Lebensgeschichte

 

 Tiefdruckgebiet LENNART

(getauft am 28.01.2013)

 

Über dem Nordatlantik konnte sich im Verlauf der zweiten Januarhälfte eine sehr starke Westströmung etablieren. Besonders der Bereich in ca. 5,5 km Höhe war durch einen starken Temperatur- und Luftdruckgegensatz gekennzeichnet. Dies führte dazu, dass sich ein zonales Starkwindband über dem Atlantik entwickeln konnte, unter dessen steuernde Wirkung sich immer wieder kräftige Tiefdruckgebiete entwickeln konnten. In der Nacht vom 27. auf den 28. Januar verlagerte sich eine dieser Zyklonen unter rascher Verstärkung vom Nordwestatlantik in Richtung Osten. Dieses Tief wurde am Morgen des 28. Januar in der Berliner Wetterkarte etwa 1000 km südöstlich Neufundlands analysiert. Da es nach den Wetterprognosen das europäische Wetter maßgeblich beeinflussen sollte, wurde es noch am gleichen Tag auf den Namen LENNART getauft.

Rasch nach Osten verlagernd und sich stetig vertiefend erreichte es am Morgen des folgenden Tages, den 29. Januar, den mittleren Nordatlantik.
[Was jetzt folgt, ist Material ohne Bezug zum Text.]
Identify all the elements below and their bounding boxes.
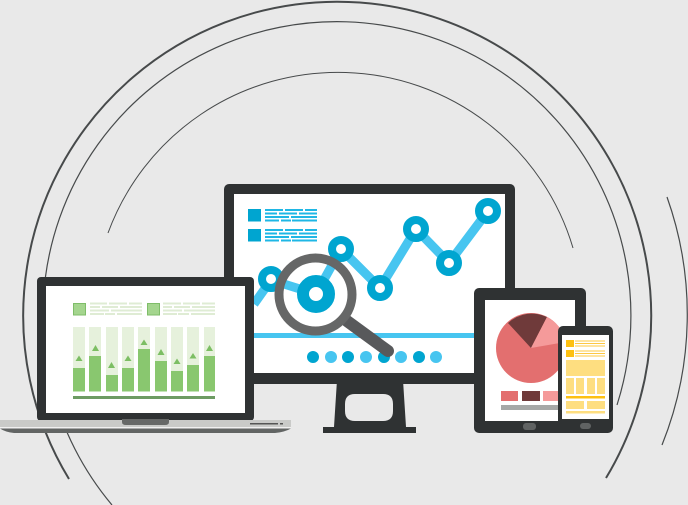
laptop screen xyxy=(46,286,245,413)
phone screen xyxy=(562,335,609,419)
tablet xyxy=(474,288,586,433)
pie chart xyxy=(496,313,566,383)
icon: magnifying glass xyxy=(279,258,388,351)
laptop xyxy=(0,277,291,433)
legend: monitor xyxy=(248,209,317,242)
phone layout blocks xyxy=(566,340,605,414)
tablet body xyxy=(474,288,586,433)
monitor xyxy=(224,184,515,433)
tablet legend xyxy=(501,391,561,410)
bar chart xyxy=(73,327,215,399)
phone xyxy=(558,326,613,433)
monitor screen xyxy=(234,194,505,373)
phone button xyxy=(580,423,591,429)
legend: laptop xyxy=(74,304,215,315)
pagination dots xyxy=(307,351,442,363)
laptop base xyxy=(0,419,291,433)
phone body xyxy=(558,326,613,433)
line chart xyxy=(254,202,497,307)
tablet button xyxy=(523,423,536,430)
axis line xyxy=(254,333,474,338)
monitor stand xyxy=(323,380,416,433)
monitor body xyxy=(224,184,515,384)
laptop body xyxy=(37,277,254,421)
tablet screen xyxy=(485,300,575,421)
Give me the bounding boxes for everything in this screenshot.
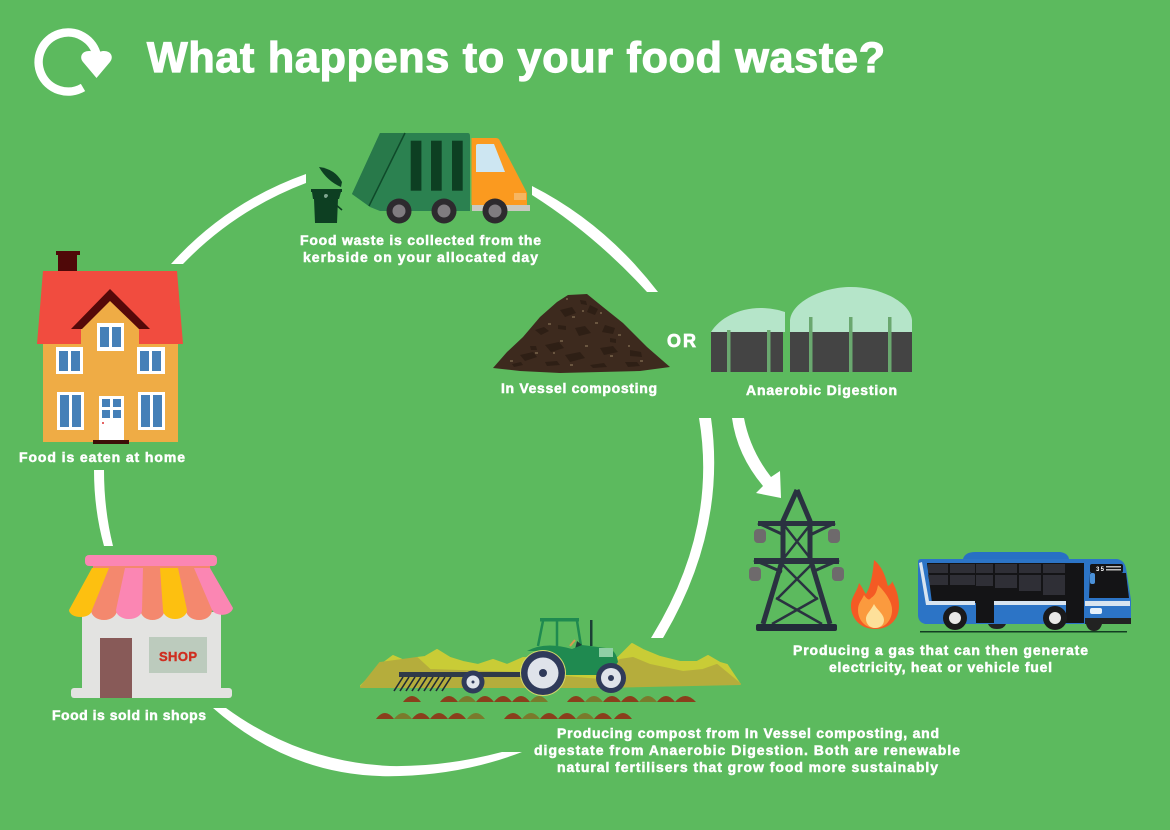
arrow: shops to home: [94, 470, 113, 546]
caption: collection: kerbside on your allocated day: [303, 249, 538, 265]
arrow: home to collection: [171, 174, 306, 264]
plough: [394, 670, 523, 694]
title: What happens to your food waste?: [147, 34, 885, 82]
icon: flame: [851, 560, 899, 629]
arrow: digestion to energy: [732, 418, 781, 498]
caption: shops: Food is sold in shops: [52, 707, 206, 723]
tractor: [520, 618, 626, 696]
arrow: farm to shops: [213, 708, 522, 776]
icon: collection truck: [352, 133, 530, 224]
icon: electricity pylon: [749, 490, 844, 631]
icon: recycling loop with heart: [39, 33, 112, 92]
icon: bus: [918, 552, 1131, 632]
caption: energy: [793, 642, 1088, 675]
caption: energy: Producing a gas that can then generate: [793, 642, 1088, 658]
soil mounds: [376, 696, 696, 719]
field hills: [361, 644, 740, 687]
caption: collection: [300, 232, 541, 265]
caption: compost and digestate: natural fertilisers that grow food more sustainably: [557, 759, 938, 775]
caption: home: Food is eaten at home: [19, 449, 185, 465]
icon: house: [37, 251, 183, 444]
label: or: OR: [667, 331, 696, 351]
caption: anaerobic digestion: Anaerobic Digestion: [746, 382, 897, 398]
arrow: treatment to farm: [651, 418, 714, 638]
caption: compost and digestate: digestate from Anaerobic Digestion. Both are renewable: [534, 742, 960, 758]
shop sign text: SHOP: [159, 649, 197, 664]
caption: collection: Food waste is collected from the: [300, 232, 541, 248]
caption: compost and digestate: Producing compost from In Vessel composting, and: [557, 725, 939, 741]
icon: food waste bin: [311, 167, 342, 223]
caption: energy: electricity, heat or vehicle fuel: [829, 659, 1052, 675]
caption: compost and digestate: [534, 725, 960, 775]
bus route number: 35: [1096, 567, 1105, 573]
icon: farm with tractor: [361, 618, 740, 719]
icon: shop: [69, 555, 233, 698]
icon: anaerobic digesters: [711, 287, 912, 372]
caption: in vessel composting: In Vessel composting: [501, 380, 657, 396]
arrow: collection to treatment: [532, 186, 658, 292]
icon: compost pile: [493, 294, 670, 373]
awning: [69, 555, 233, 620]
Dabei befand sich das Tiefzentrum, dessen Kerndruck knapp 970 hPa betrug, etwa 1500 km westlich von Irland. Sein Frontensystem setzte sich zu diesem Zeitpunkt aus einer sogenannten Okklusionsfront, die eine Mischform aus Warm- und Kaltfront darstellt, zusammen. Diese erstreckte sich vom Kern ausgehend wenige Hundert Kilometer in Richtung Osten. Im dortigen Anschlussbereich befand sich der Okklusionspunkt, an dieser Stelle liefen die Warm- und Kaltfronten des Tiefs reißverschlussartig zur Okklusionsfront zusammen. Während die Warmfront nach Südosten bis an die Südwestspitze Englands reichte, erstreckte sich die dahinterliegende Kaltfront nach Südwesten. Letztere reichte mit ihrer Länge von mindestens 2000 km über den Analysebereich der Berliner Wetterkarte hinaus.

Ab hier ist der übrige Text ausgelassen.